God already knew what Adam and Eve had done. However, that
wasn't enough to make Him cancel his customary rendezvous with the pair. My
Bible says they were the ones hiding from God and not the other way around.
When He asked, "Where are you?" He didn't think He'd misplaced them
or that they were somehow lost. When Adam and Eve finally emerged from their
hideout the trio had a face-to-face conversation. They did have to leave the
garden ultimately, but it was to prevent them from eating of the Tree of Life,
not to sever their contact with God.
To confirm this wasn't a special exception to God's rule,
keep reading. God cared enough about Cain to step in and try to keep him from
killing his brother. He even intervened after the deed was done to protect
Cain's life. He recruited idol-worshiping Abram, who twice tried to peddle his
wife as his sister to save his own skin, to be the blood line for the Messiah.
Moses was a murderer but God still made him Israel 's
deliverer and spoke with him face-to-face. God interrupted Saul of Tarsus' trip
to round up Christians for extinction, and transformed him to Paul the Apostle
who then went on to write most of the New Testament and evangelize the Gentiles.
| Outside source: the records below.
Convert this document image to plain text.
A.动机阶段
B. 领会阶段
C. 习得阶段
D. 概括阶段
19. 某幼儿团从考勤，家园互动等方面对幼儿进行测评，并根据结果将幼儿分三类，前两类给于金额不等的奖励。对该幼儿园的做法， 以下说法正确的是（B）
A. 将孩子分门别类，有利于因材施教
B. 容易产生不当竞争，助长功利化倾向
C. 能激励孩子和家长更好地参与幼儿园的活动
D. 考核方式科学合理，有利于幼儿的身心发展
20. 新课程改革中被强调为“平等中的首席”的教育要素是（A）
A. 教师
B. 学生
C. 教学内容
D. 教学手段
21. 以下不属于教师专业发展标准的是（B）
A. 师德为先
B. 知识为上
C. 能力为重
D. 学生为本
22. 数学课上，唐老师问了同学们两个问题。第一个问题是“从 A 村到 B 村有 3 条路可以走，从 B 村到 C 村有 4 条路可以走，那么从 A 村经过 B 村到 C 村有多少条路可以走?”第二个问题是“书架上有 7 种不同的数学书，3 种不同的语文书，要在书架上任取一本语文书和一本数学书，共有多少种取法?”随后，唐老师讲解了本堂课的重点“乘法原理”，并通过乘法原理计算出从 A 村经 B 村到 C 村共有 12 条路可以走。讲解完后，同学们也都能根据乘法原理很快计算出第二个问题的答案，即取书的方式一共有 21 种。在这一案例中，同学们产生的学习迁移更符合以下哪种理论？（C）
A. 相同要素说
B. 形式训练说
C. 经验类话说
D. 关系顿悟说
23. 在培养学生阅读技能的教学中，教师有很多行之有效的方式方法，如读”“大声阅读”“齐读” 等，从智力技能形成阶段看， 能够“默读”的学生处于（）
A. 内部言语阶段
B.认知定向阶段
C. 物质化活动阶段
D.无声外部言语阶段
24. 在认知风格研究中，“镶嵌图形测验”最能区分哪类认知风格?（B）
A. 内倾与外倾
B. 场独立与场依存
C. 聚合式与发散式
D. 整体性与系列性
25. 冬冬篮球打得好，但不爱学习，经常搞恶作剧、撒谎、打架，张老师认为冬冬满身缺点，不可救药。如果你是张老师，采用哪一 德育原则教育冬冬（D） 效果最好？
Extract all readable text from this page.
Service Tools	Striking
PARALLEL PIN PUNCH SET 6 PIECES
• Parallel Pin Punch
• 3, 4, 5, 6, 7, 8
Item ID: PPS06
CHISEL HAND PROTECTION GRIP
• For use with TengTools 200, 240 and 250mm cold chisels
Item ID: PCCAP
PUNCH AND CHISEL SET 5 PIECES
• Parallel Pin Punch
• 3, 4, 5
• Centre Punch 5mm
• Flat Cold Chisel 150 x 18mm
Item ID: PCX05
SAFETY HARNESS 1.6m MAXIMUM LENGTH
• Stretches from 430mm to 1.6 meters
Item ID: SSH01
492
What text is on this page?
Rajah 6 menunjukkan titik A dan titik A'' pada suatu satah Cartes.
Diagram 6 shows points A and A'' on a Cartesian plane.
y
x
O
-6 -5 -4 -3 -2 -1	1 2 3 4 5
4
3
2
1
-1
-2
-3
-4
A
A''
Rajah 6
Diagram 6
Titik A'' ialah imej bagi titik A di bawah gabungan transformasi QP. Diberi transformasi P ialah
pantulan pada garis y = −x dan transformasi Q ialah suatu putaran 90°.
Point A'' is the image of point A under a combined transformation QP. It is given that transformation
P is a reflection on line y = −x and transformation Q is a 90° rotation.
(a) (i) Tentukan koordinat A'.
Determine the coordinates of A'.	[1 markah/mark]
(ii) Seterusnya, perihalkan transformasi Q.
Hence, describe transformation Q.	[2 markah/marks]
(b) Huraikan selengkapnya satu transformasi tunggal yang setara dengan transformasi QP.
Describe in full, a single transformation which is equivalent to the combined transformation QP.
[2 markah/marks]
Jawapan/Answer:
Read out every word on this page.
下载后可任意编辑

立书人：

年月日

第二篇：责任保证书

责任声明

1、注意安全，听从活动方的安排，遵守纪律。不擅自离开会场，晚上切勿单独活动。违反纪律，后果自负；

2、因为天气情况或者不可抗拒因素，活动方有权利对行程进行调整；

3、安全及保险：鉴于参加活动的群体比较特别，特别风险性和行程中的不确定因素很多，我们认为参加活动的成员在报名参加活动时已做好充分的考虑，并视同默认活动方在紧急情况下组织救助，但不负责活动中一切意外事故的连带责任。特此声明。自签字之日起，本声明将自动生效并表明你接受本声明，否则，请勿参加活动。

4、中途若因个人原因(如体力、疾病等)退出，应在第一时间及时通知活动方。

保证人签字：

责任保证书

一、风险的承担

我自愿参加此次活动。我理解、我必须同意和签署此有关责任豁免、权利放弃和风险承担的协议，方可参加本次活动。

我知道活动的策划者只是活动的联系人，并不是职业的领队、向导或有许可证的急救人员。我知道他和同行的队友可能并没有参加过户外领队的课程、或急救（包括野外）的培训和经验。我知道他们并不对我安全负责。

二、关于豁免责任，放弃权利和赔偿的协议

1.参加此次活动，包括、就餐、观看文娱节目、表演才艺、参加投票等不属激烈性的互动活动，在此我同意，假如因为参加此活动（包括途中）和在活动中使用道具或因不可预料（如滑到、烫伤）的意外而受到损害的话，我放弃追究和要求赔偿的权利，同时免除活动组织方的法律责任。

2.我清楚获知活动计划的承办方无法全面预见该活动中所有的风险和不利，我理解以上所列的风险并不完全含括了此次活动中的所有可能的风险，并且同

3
Finally, twice in the book of Job we see God conversing with the Devil, the
inventor of sin and God doesn't have an apoplectic fit. If sin was no barrier then,
why would it be one now?
The good news of the Gospel is that God and man aren't
enemies, and this is the message that He wants us to share.
"That God was reconciling the world to himself in
Christ, not counting people's sins against them. And he has committed to us the
message of reconciliation." 2 Cor. 5:19.
The only thing separating us from God are the imaginary
walls we've mentally constructed. The solution is simply repentance, or-have
another thought (that's what the word means).
How about you? Is it possible that God really does love you
and not just tolerate you because of what Jesus has done? How does the truth
that the only thing that's ever
separated you from God has been the mindsets that convinced you that a
barrier existed? Isn't the news that we're not on the outs with Him at all the
best thing we can share with the world?